On Oct. 27, President Barack Obama announced $3.4 billion in funding for 100 high-tech electrical grid improvement projects across the country, using stimulus funds to set energy policy for the nation. The device that makes the so-called "smart grid" possible is a digital electric meter installed on people's homes. Stimulus funds will boost the number of these smart meters to about 40 million in a few years time.
"Smart meters will allow you to actually monitor how much energy your family is using by the month, by the week, by the day, or even by the hour," Obama told a crowd outside a Florida solar power plant. "So, coupled with other technologies, this is going to help you manage your electricity use and your budget at the same time, allowing you to conserve electricity during times when prices are highest, like hot summer days."
Most Ada County residents can already do that, though few know about it. Idaho Power, which has been reluctantly experimenting with smart meters since 1998 and began installing them system wide in January, nabbed $47 million in stimulus funds for a variety of smart grid projects, including meters, hardware to process the new information and better protect the grid, and software to interpret the data both internally and for customers.
One key to encouraging customers to change their electricity habits is offering tiered rates depending on the cost and demand for power, something that has been available in the Emmett area for a number of years, and will soon be available statewide.
"As long as we're not harmed by the programs, we're more than willing to offer them," said Dave Angell, delivery planning manager at Idaho Power. "Luckily in this state, the Idaho [Public Utilities Commission] has been working with us toward removing the disincentives to having new programs."

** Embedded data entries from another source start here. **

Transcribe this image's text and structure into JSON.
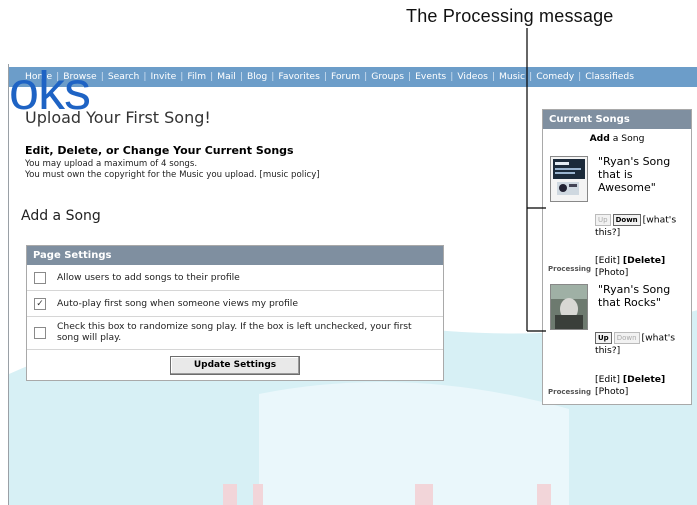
{
  "callout": {
    "label": "The Processing message"
  },
  "logo_overlay": "oks",
  "nav": {
    "items": [
      "Home",
      "Browse",
      "Search",
      "Invite",
      "Film",
      "Mail",
      "Blog",
      "Favorites",
      "Forum",
      "Groups",
      "Events",
      "Videos",
      "Music",
      "Comedy",
      "Classifieds"
    ]
  },
  "page": {
    "title": "Upload Your First Song!",
    "manage_heading": "Edit, Delete, or Change Your Current Songs",
    "max_songs_text": "You may upload a maximum of 4 songs.",
    "copyright_text": "You must own the copyright for the Music you upload.",
    "music_policy_link": "[music policy]",
    "add_song_heading": "Add a Song"
  },
  "settings": {
    "header": "Page Settings",
    "options": [
      {
        "text": "Allow users to add songs to their profile",
        "checked": false
      },
      {
        "text": "Auto-play first song when someone views my profile",
        "checked": true
      },
      {
        "text": "Check this box to randomize song play. If the box is left unchecked, your first song will play.",
        "checked": false
      }
    ],
    "update_button": "Update Settings"
  },
  "current_songs": {
    "header": "Current Songs",
    "add_bold": "Add",
    "add_rest": " a Song",
    "songs": [
      {
        "title": "\"Ryan's Song that is Awesome\"",
        "status": "Processing",
        "up_label": "Up",
        "down_label": "Down",
        "up_enabled": false,
        "down_enabled": true,
        "whats_this": "[what's this?]",
        "edit": "[Edit]",
        "delete": "[Delete]",
        "photo": "[Photo]"
      },
      {
        "title": "\"Ryan's Song that Rocks\"",
        "status": "Processing",
        "up_label": "Up",
        "down_label": "Down",
        "up_enabled": true,
        "down_enabled": false,
        "whats_this": "[what's this?]",
        "edit": "[Edit]",
        "delete": "[Delete]",
        "photo": "[Photo]"
      }
    ]
  },
  "colors": {
    "navbar": "#6c9dc9",
    "panel_header": "#7f8fa0",
    "logo_blue": "#1e63c4",
    "background_cyan": "#d7f0f5"
  }
}
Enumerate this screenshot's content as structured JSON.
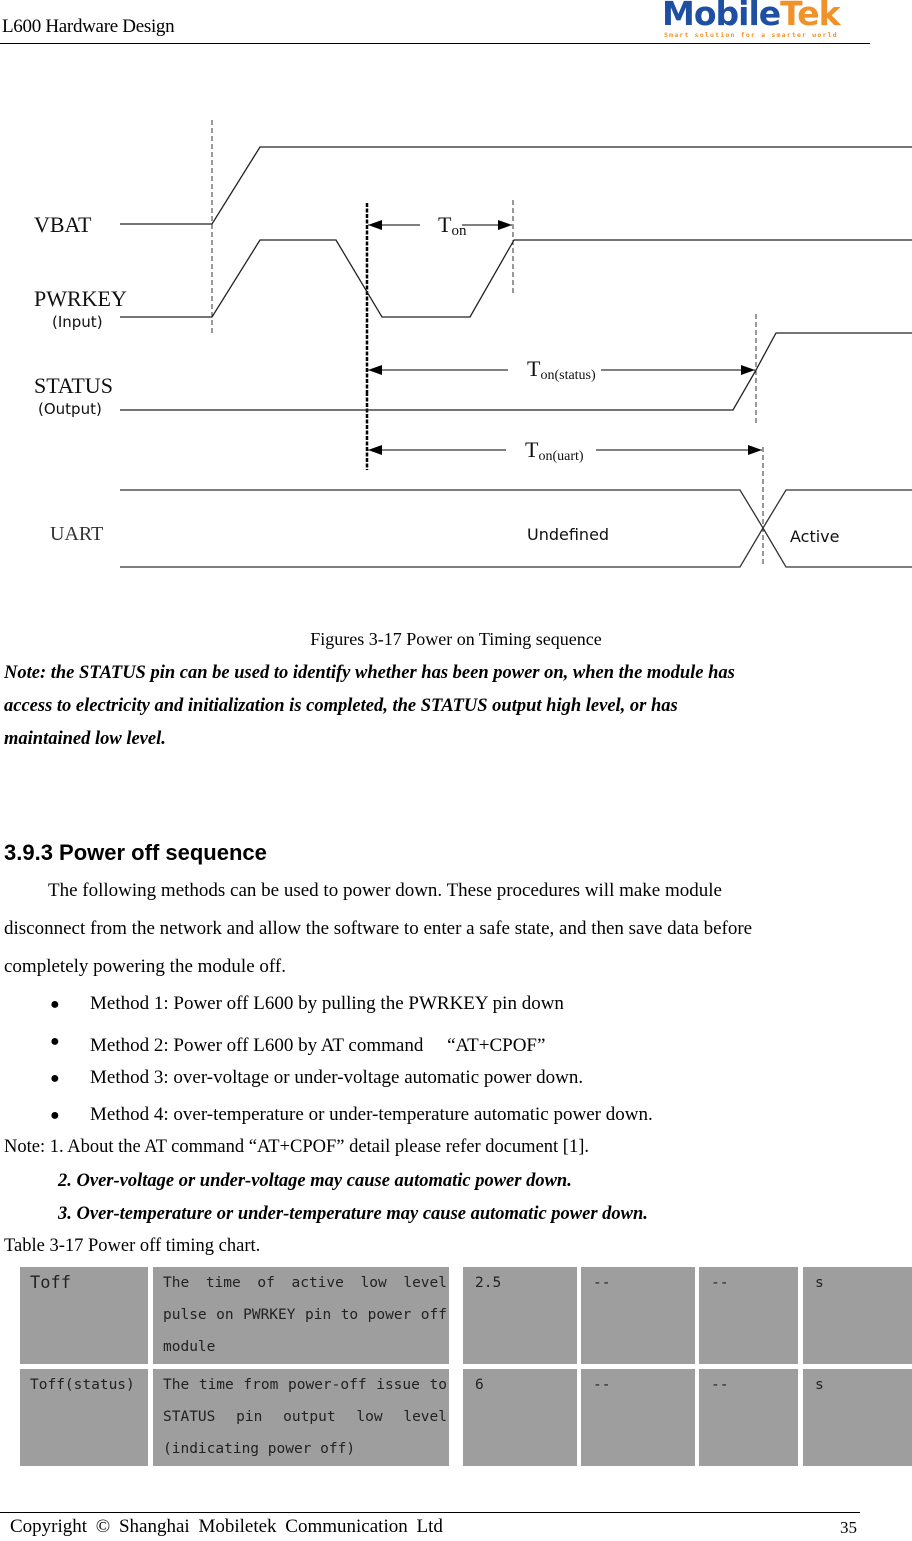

While Idaho Power called the Emmett program a pilot project, the PUC called it Phase One of Idaho Power's Advanced Meter Reading, or AMR, initiative. The PUC has encouraged Idaho Power to adopt smart meters and AMR since at least 2001. But the company fought the decree for several years, arguing that the technology was not fully developed and that the costs of installing the meters outweighed the benefits. In September 2008, Idaho Power assembled a "manager-level committee" to define what the smart grid would mean for the company, and in January, began to install smart meters across Ada County; 120,000 have been installed so far. Next year, the company will begin replacing meters in Canyon County and points west, and in 2011, the meter replacement program will spread to southern Idaho.
To Idaho Power, the smart grid is three things: the smart meters themselves, the information they provide to help consumers better use electricity and more control over the backbone of the grid including management of power outages.
But to the Obama administration, the potential of a more intelligent power grid can be a lot more.
One example, according to George W. Arnold, the national coordinator for smart grid interoperability, is a new clothes dryer that communicates with the electrical grid through the power lines to determine the price of electricity and to plan the most efficient time to dry clothes based on weather and demand.
But using that type of technology depends on the regulatory environment of the state and the attitude of the utility, Arnold said.
"If the utility companies view their business as basically selling electrons, if you help customers reduce their use of electrons, their revenues go down," he said.
Another aspect of the smart grid touted by the Obama administration is the ability to integrate clean energy sources like wind and solar into the grid.
"If I were running a utility, one of the things that would drive me crazy is this daily fluctuation in load, and one of the things the smart grid can do is level that out," said John Gardner, associate vice president for energy research, policy and campus sustainability at Boise State.
Gardner said that utilities will have the ability to tell customers the source and amount of power available so that if it's a windy day and there is an excess of wind power coming on the grid, customers can be alerted to charge their cars or run electricity-hogging appliances.
"I don't think that that's a piece of information that any utility is that eager to share," he said.
Mike Youngblood, Idaho Power manager for rate design, said that if the company has excess power, they sell it to other utilities, which benefits ratepayers.
While only a few hundred people in Emmett have taken advantage of variant pricing, on average, they have been able to save money and reduce Idaho Power's peak summer demand for electricity. The stimulus funds assume that Idaho Power will offer optional variant pricing to about 5,000 new customers a year for the next three years, starting in Ada County sometime in the next year, Youngblood said.
In a few weeks, Idaho Power will meet with the Department of Energy to negotiate the terms of the stimulus grant. It is a matching grant, so the Feds will chip in up to $47 million of the $94 million in smart grid improvements Idaho Power has planned.
But Dave Angell is not worried about people shaving too many electrons off of their energy diets.
"They still have the same energy content, but peak power is reduced," he said. "What we're doing is managing demand. As more people move into the state and more industry and commercial business, there's always this increase in demand."